Call of Duty: World at War was a game that I was more than happy to buy in mid-November of 2008, and I gave that game a 9.0 rating, on the basis that it was a game that I felt made a solid attempt to be like its next-gen counterparts. The campaign is the same, the weapons are the same, even the ranking system with the perks and the weapon customization is identical to that found on the other versions. However, I felt that World at War on the Wii lost a few points in the area of graphics (which are obviously a technical constraint) and because of some loss of functionality in the area of online modes. It was disappointing that Treyarch was unable to include the popular Zombie mode, or the 16 player limit found on the other versions, which again was probably a technical constraint due to the Wii's lack of horsepower.
Looking back on it now, World at War was another example of a Wii game that was half-way to becoming something identical to what the other next-gen consoles offered. It had some great gameplay, and the controls were solid, but if it had MOH's online interface, I think I would have scored it to 9.5.

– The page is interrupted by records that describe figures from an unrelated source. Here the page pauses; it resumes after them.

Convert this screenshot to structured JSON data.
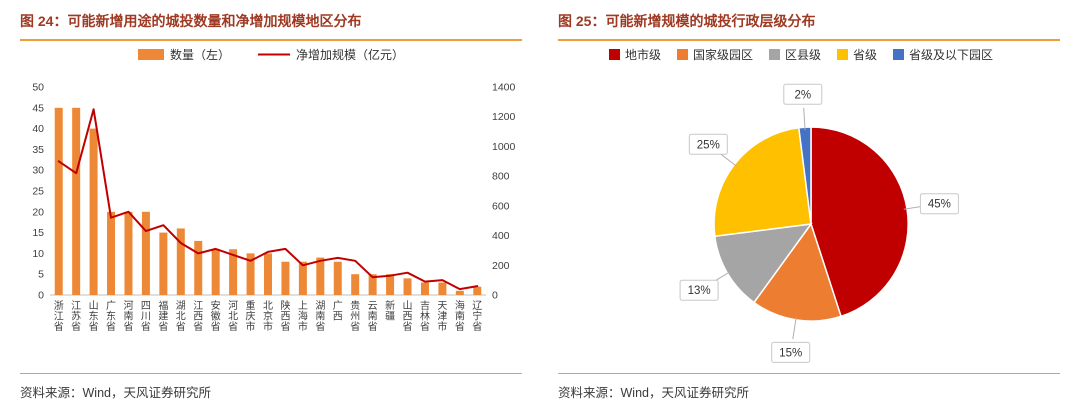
{
  "page": {
    "background": "#ffffff"
  },
  "colors": {
    "title": "#9E3A23",
    "accent": "#EE9C3D",
    "axis_text": "#404040",
    "source_text": "#3A3A3A"
  },
  "left_panel": {
    "title": "图 24：可能新增用途的城投数量和净增加规模地区分布",
    "source": "资料来源：Wind，天风证券研究所"
  },
  "right_panel": {
    "title": "图 25：可能新增规模的城投行政层级分布",
    "source": "资料来源：Wind，天风证券研究所"
  },
  "chart_data": [
    {
      "type": "bar",
      "title": "可能新增用途的城投数量和净增加规模地区分布",
      "legend_position": "top",
      "grid": false,
      "categories": [
        "浙江省",
        "江苏省",
        "山东省",
        "广东省",
        "河南省",
        "四川省",
        "福建省",
        "湖北省",
        "江西省",
        "安徽省",
        "河北省",
        "重庆市",
        "北京市",
        "陕西省",
        "上海市",
        "湖南省",
        "广西",
        "贵州省",
        "云南省",
        "新疆",
        "山西省",
        "吉林省",
        "天津市",
        "海南省",
        "辽宁省"
      ],
      "left_axis": {
        "min": 0,
        "max": 50,
        "step": 5
      },
      "right_axis": {
        "min": 0,
        "max": 1400,
        "step": 200
      },
      "series": [
        {
          "name": "数量（左）",
          "type": "bar",
          "axis": "left",
          "color": "#ED8936",
          "values": [
            45,
            45,
            40,
            20,
            20,
            20,
            15,
            16,
            13,
            11,
            11,
            10,
            10,
            8,
            8,
            9,
            8,
            5,
            5,
            5,
            4,
            3,
            3,
            1,
            2
          ]
        },
        {
          "name": "净增加规模（亿元）",
          "type": "line",
          "axis": "right",
          "color": "#C00000",
          "values": [
            900,
            820,
            1250,
            520,
            560,
            430,
            470,
            350,
            280,
            310,
            270,
            230,
            290,
            310,
            200,
            230,
            250,
            230,
            120,
            130,
            150,
            90,
            100,
            40,
            60
          ]
        }
      ]
    },
    {
      "type": "pie",
      "title": "可能新增规模的城投行政层级分布",
      "legend_position": "top",
      "direction": "clockwise",
      "start_angle_deg": 0,
      "label_format": "percent",
      "slices": [
        {
          "label": "地市级",
          "value": 45,
          "color": "#C00000"
        },
        {
          "label": "国家级园区",
          "value": 15,
          "color": "#ED7D31"
        },
        {
          "label": "区县级",
          "value": 13,
          "color": "#A5A5A5"
        },
        {
          "label": "省级",
          "value": 25,
          "color": "#FFC000"
        },
        {
          "label": "省级及以下园区",
          "value": 2,
          "color": "#4472C4"
        }
      ]
    }
  ]
}
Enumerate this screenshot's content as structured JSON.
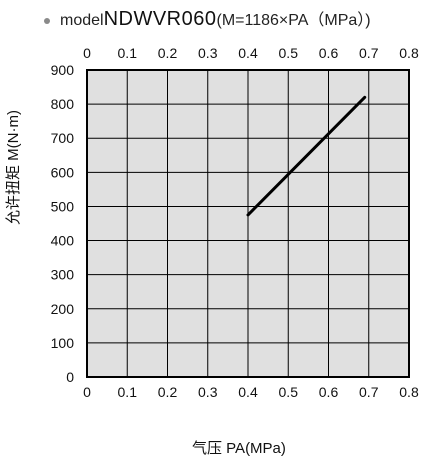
{
  "title": {
    "prefix": "model",
    "model": "NDWVR060",
    "formula": "(M=1186×PA（MPa）)"
  },
  "chart_data": {
    "type": "line",
    "title": "modelNDWVR060(M=1186×PA（MPa）)",
    "xlabel": "气压 PA(MPa)",
    "ylabel": "允许扭矩 M(N·m)",
    "xlim": [
      0,
      0.8
    ],
    "ylim": [
      0,
      900
    ],
    "x_ticks": [
      "0",
      "0.1",
      "0.2",
      "0.3",
      "0.4",
      "0.5",
      "0.6",
      "0.7",
      "0.8"
    ],
    "y_ticks": [
      "0",
      "100",
      "200",
      "300",
      "400",
      "500",
      "600",
      "700",
      "800",
      "900"
    ],
    "grid": true,
    "series": [
      {
        "x": [
          0.4,
          0.69
        ],
        "y": [
          475,
          820
        ]
      }
    ],
    "colors": {
      "background": "#e0e0e0",
      "line": "#000000",
      "grid": "#000000"
    }
  }
}
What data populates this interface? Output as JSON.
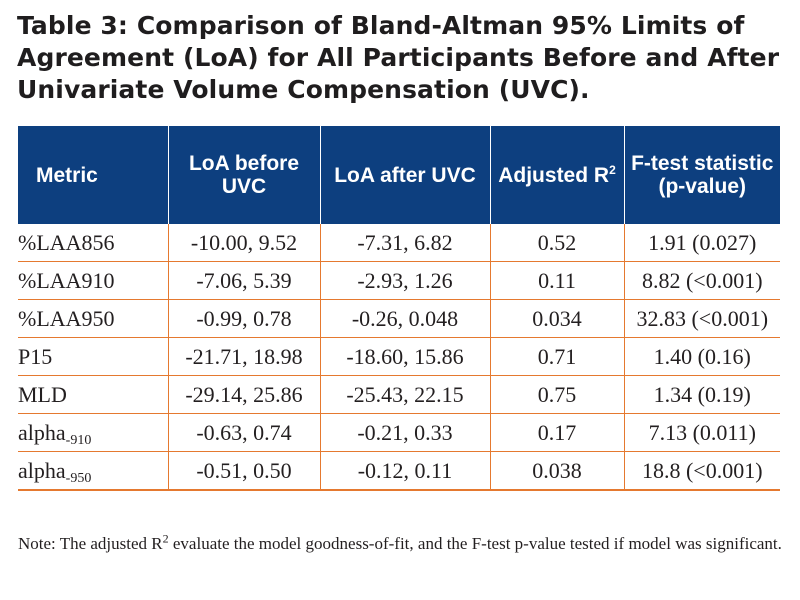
{
  "title": "Table 3: Comparison of Bland-Altman 95% Limits of Agreement (LoA) for All Participants Before and After Univariate Volume Compensation (UVC).",
  "table": {
    "headers": {
      "metric": "Metric",
      "loa_before": "LoA before UVC",
      "loa_after": "LoA after UVC",
      "adjusted_r2": "Adjusted R",
      "adjusted_r2_sup": "2",
      "f_test": "F-test statistic (p-value)"
    },
    "rows": [
      {
        "metric": "%LAA856",
        "metric_base": "%LAA",
        "metric_suffix": "856",
        "metric_suffix_style": "inline",
        "loa_before": "-10.00, 9.52",
        "loa_after": "-7.31, 6.82",
        "adjusted_r2": "0.52",
        "f_test": "1.91 (0.027)"
      },
      {
        "metric": "%LAA910",
        "metric_base": "%LAA",
        "metric_suffix": "910",
        "metric_suffix_style": "inline",
        "loa_before": "-7.06, 5.39",
        "loa_after": "-2.93, 1.26",
        "adjusted_r2": "0.11",
        "f_test": "8.82 (<0.001)"
      },
      {
        "metric": "%LAA950",
        "metric_base": "%LAA",
        "metric_suffix": "950",
        "metric_suffix_style": "inline",
        "loa_before": "-0.99, 0.78",
        "loa_after": "-0.26, 0.048",
        "adjusted_r2": "0.034",
        "f_test": "32.83 (<0.001)"
      },
      {
        "metric": "P15",
        "metric_base": "P15",
        "metric_suffix": "",
        "metric_suffix_style": "inline",
        "loa_before": "-21.71, 18.98",
        "loa_after": "-18.60, 15.86",
        "adjusted_r2": "0.71",
        "f_test": "1.40 (0.16)"
      },
      {
        "metric": "MLD",
        "metric_base": "MLD",
        "metric_suffix": "",
        "metric_suffix_style": "inline",
        "loa_before": "-29.14, 25.86",
        "loa_after": "-25.43, 22.15",
        "adjusted_r2": "0.75",
        "f_test": "1.34 (0.19)"
      },
      {
        "metric": "alpha-910",
        "metric_base": "alpha",
        "metric_suffix": "-910",
        "metric_suffix_style": "sub",
        "loa_before": "-0.63, 0.74",
        "loa_after": "-0.21, 0.33",
        "adjusted_r2": "0.17",
        "f_test": "7.13 (0.011)"
      },
      {
        "metric": "alpha-950",
        "metric_base": "alpha",
        "metric_suffix": "-950",
        "metric_suffix_style": "sub",
        "loa_before": "-0.51, 0.50",
        "loa_after": "-0.12, 0.11",
        "adjusted_r2": "0.038",
        "f_test": "18.8 (<0.001)"
      }
    ]
  },
  "note": {
    "before_sup": "Note: The adjusted R",
    "sup": "2",
    "after_sup": " evaluate the model goodness-of-fit, and the F-test p-value tested if model was significant."
  },
  "colors": {
    "header_bg": "#0d3f7f",
    "header_text": "#ffffff",
    "row_divider": "#e5792f",
    "body_text": "#231f20"
  }
}
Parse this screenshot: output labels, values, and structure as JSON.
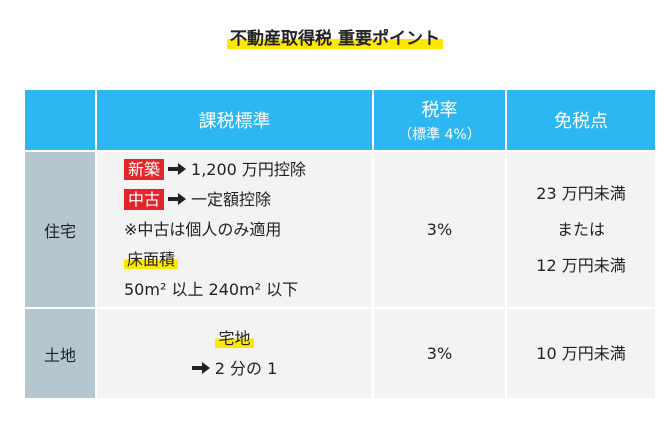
{
  "title": "不動産取得税 重要ポイント",
  "table": {
    "header": {
      "basis": "課税標準",
      "rate": "税率",
      "rate_note": "（標準 4%）",
      "exemption": "免税点"
    },
    "rows": [
      {
        "label": "住宅",
        "basis": [
          {
            "badge": "新築",
            "arrow": true,
            "text": "1,200 万円控除"
          },
          {
            "badge": "中古",
            "arrow": true,
            "text": "一定額控除"
          },
          {
            "text": "※中古は個人のみ適用"
          },
          {
            "highlight": "床面積"
          },
          {
            "text": "50m² 以上 240m² 以下"
          }
        ],
        "rate": "3%",
        "exemption": [
          "23 万円未満",
          "または",
          "12 万円未満"
        ]
      },
      {
        "label": "土地",
        "basis": [
          {
            "highlight": "宅地"
          },
          {
            "arrow": true,
            "text": "2 分の 1"
          }
        ],
        "rate": "3%",
        "exemption": [
          "10 万円未満"
        ]
      }
    ]
  }
}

The game that I think comes close to being 99% identical to its next-gen counterparts is Rock Band 2. EA and the Harmonix team really pulled it together with this iteraration of the Rock Band series, and more than made up for the mess they released a year ago with Rock Band 1. Rock Band 2 for the Wii is leagues above Guitar Hero and does just about everything that you'd expect from the PS3 and 360 versions, everything right down to downloadable content which again is something that very few Wii games feature. Sure, the character models are probably lower poly and definitely aren't as high-res as the other versions, but it is forgiveable, and does not detract from the overall experience. If I reviewed this game (which I intend to do in the future), I would probably score it a 9.5 (9.9 if we still had the old rating system). Everything right down to the online integration of World Tour mode was spot-on. The best part about Rock Band 2 on the Wii was being able to use my Guitar Hero 3 controller with it. Most of my friends don't come over to play RB2, so I had no intention of buying the complete instrument set, but it was very nice not to have to purchase another 50 dollar guitar just to play this game.
Of course, my only gripe against RB2, is obviously the FC system, because I see the EA logo on the case, and it had me thinking, "it would have been great to see the EA Nation system integrated into this game". Ow well, close enough.
So thats just some of the notable experiences I've had with the Wii over the past 12 months. Overall I think its a great great machine, and I applaud Nintendo for their effort into doing something different from Sony and Nintendo.